Well, the last paragraph of your article makes clear you have no idea about what you're saying.
Az DevOps is used by all engineering teams in Microsoft, just to mention the Windows Universal Platform (Windows, Xbox Live and other products) dev team has ~22k developers with ~500Gb of source code, so to support this size of project, Microsoft created a Virtual Filesystem for Git (github.com/Microsoft/VFSForGit/blo...).
Despite this one, there are tons of other use cases, even the Az DevOps team which generates thousands of the builds daily as well as office team which generates 7Tb of pdb files stored in Az DevOps for production debuging purposes.
Sorry but if you don't know how to use Az DevOps, it is not a problem of the product, but yours.
Sincerely, Luciano.

Collapse
 
li_chastina profile image
Chastina Li 👩🏻‍💻

I don't care if Microsoft is dog-fooding their own product, as an outsider and someone who's used and built similar products, Azure DevOps has given me a bad user experience. It does't matter if the employees are using the product (they probably don't have choice anyway), at the end of the day they have to sell it and I definitely won't buy it. And I'm not a Windows user and I don't develop any projects on Windows, so I don't speak for that. From what you're saying, it seems that dog-fooding and Windows are the only two things Az DevOps is good for.

Collapse
 
atwoodtm profile image
Thomas Atwood

Chastina, I agree with Luciano. We use Azure DevOps to deploy Java artifacts from AWS S3 to Amazon Linux EC2 instances because it has better release functionality than AWS Code Pipeline. I would agree with Luciano that you don't have a good grasp of the features.

Thread Thread
 
li_chastina profile image
Chastina Li 👩🏻‍💻

Maybe I spoke too soon. No I haven't used AWS Code Pipeline or used Azure DevOps the way you used it. I'm speaking for my personal experience with it and so far it sucked. I built better CICD solutions myself on bare Jenkins. I apologize if what I said offended any of the Azure DevOps users out there that had pleasant experiences with it. I'm just speaking for my experience and I don't need to have to have used all of the CICD products out there to be able to then say what I felt.

Collapse
 
loujaybee profile image
Lou (🚀 Open Up The Cloud ☁️)

"The last paragraph of your article makes clear you have no idea about what you're saying.". If you'd be gracious enough, it would be helpful if you could point out a better way to do what Chastina is doing. DEV encourages individuals to share their experiences, and that means sharing when we're new to a given technology, and we might not have an expert understanding.

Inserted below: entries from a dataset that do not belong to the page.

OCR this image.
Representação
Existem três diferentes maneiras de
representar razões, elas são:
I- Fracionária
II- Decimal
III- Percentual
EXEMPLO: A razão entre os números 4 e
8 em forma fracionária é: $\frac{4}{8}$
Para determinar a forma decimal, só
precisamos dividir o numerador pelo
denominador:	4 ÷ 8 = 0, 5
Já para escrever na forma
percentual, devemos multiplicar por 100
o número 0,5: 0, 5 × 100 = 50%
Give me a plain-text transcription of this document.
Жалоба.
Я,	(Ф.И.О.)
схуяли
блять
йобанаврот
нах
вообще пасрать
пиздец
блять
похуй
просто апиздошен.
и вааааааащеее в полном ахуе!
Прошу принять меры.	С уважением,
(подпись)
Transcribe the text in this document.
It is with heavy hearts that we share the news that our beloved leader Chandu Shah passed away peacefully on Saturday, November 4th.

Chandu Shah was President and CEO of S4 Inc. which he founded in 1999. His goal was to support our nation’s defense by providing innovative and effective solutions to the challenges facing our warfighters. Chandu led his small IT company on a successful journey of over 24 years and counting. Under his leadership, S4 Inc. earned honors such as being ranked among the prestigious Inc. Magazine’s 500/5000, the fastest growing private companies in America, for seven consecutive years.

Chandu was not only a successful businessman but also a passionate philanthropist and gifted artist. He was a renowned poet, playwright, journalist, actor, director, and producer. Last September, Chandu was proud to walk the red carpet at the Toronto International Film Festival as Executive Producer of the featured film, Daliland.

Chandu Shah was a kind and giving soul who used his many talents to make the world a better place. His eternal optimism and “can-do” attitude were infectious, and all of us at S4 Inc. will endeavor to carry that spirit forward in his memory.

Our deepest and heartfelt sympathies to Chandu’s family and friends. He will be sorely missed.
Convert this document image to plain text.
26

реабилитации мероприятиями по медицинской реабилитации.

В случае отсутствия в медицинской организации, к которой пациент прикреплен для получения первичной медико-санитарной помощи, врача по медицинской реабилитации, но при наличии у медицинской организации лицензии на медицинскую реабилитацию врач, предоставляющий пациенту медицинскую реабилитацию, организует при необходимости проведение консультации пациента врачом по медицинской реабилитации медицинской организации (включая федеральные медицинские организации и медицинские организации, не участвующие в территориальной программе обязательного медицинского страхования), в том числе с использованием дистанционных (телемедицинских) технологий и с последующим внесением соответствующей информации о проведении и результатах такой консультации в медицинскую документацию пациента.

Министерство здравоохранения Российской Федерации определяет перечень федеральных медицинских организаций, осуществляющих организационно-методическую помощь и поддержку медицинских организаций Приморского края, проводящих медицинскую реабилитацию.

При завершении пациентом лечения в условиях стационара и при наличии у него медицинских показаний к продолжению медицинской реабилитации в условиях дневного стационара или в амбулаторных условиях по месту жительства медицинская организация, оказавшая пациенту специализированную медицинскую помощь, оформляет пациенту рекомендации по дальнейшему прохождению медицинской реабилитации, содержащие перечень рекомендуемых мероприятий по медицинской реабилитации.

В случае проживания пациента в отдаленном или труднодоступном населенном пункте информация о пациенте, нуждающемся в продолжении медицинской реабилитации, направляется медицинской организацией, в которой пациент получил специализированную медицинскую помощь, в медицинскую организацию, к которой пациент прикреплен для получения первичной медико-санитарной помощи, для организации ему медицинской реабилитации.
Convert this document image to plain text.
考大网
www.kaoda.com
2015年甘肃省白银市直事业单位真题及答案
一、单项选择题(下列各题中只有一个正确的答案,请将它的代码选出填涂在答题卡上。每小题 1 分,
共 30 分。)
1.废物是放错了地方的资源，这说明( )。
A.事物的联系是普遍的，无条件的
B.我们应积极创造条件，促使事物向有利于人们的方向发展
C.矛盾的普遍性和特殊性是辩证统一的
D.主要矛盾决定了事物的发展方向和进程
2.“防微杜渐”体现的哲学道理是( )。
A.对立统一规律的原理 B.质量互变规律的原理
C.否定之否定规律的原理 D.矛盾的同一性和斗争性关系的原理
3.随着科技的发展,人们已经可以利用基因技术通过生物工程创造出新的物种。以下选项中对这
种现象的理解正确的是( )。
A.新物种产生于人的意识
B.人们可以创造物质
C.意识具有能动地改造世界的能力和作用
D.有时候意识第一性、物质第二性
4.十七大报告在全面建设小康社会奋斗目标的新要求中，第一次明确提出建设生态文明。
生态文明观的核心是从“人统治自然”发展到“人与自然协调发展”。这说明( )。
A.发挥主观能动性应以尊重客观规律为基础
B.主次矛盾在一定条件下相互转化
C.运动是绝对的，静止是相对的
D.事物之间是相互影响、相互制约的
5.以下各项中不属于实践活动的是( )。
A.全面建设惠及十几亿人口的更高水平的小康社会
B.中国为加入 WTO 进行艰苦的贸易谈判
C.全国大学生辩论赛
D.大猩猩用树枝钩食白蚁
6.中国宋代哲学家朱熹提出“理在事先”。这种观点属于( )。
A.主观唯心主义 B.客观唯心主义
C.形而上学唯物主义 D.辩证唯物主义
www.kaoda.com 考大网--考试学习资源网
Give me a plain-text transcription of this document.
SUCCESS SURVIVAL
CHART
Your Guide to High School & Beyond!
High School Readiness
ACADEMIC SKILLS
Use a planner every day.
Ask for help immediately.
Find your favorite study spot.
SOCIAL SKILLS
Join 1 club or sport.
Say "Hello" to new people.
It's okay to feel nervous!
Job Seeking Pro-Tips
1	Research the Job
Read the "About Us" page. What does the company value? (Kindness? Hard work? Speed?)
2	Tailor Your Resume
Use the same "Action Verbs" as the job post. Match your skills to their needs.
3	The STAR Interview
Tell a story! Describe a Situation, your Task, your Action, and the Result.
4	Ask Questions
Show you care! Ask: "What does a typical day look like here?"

Personally, I have 0 experience with Azure DevOps so I can't really comment, but it seems like you're insinuating there's some way to avoid manually installing dependencies in the build steps when using modules? If possible, let us know the better way! :)

Collapse
 
ciberado profile image
Javier Moreno

MS Team Services/Visual Studio Online was a popular product inside MS dev community... but nobody knew it outside that niche (yes, it is a niche, nothing wrong about that).

Once it has been rebranded to Azure DevOps (and divided into meaningful separated components) its popularity has raised over the radar of a much broader audience. But you cannot compare the documentation available for it with the resources associated with products like Jenkins.

It is a very nice managed alternative, and I'm sure it is going to be very popular once it becomes possible to define release pipelines with code (not only build pipelines) and more plugins become available.

That said, discouraging new users that are actually creating good resources for Azure DevOps community using rudeness is really against the best interest of the company you clearly love and the team behind Azure DevOps.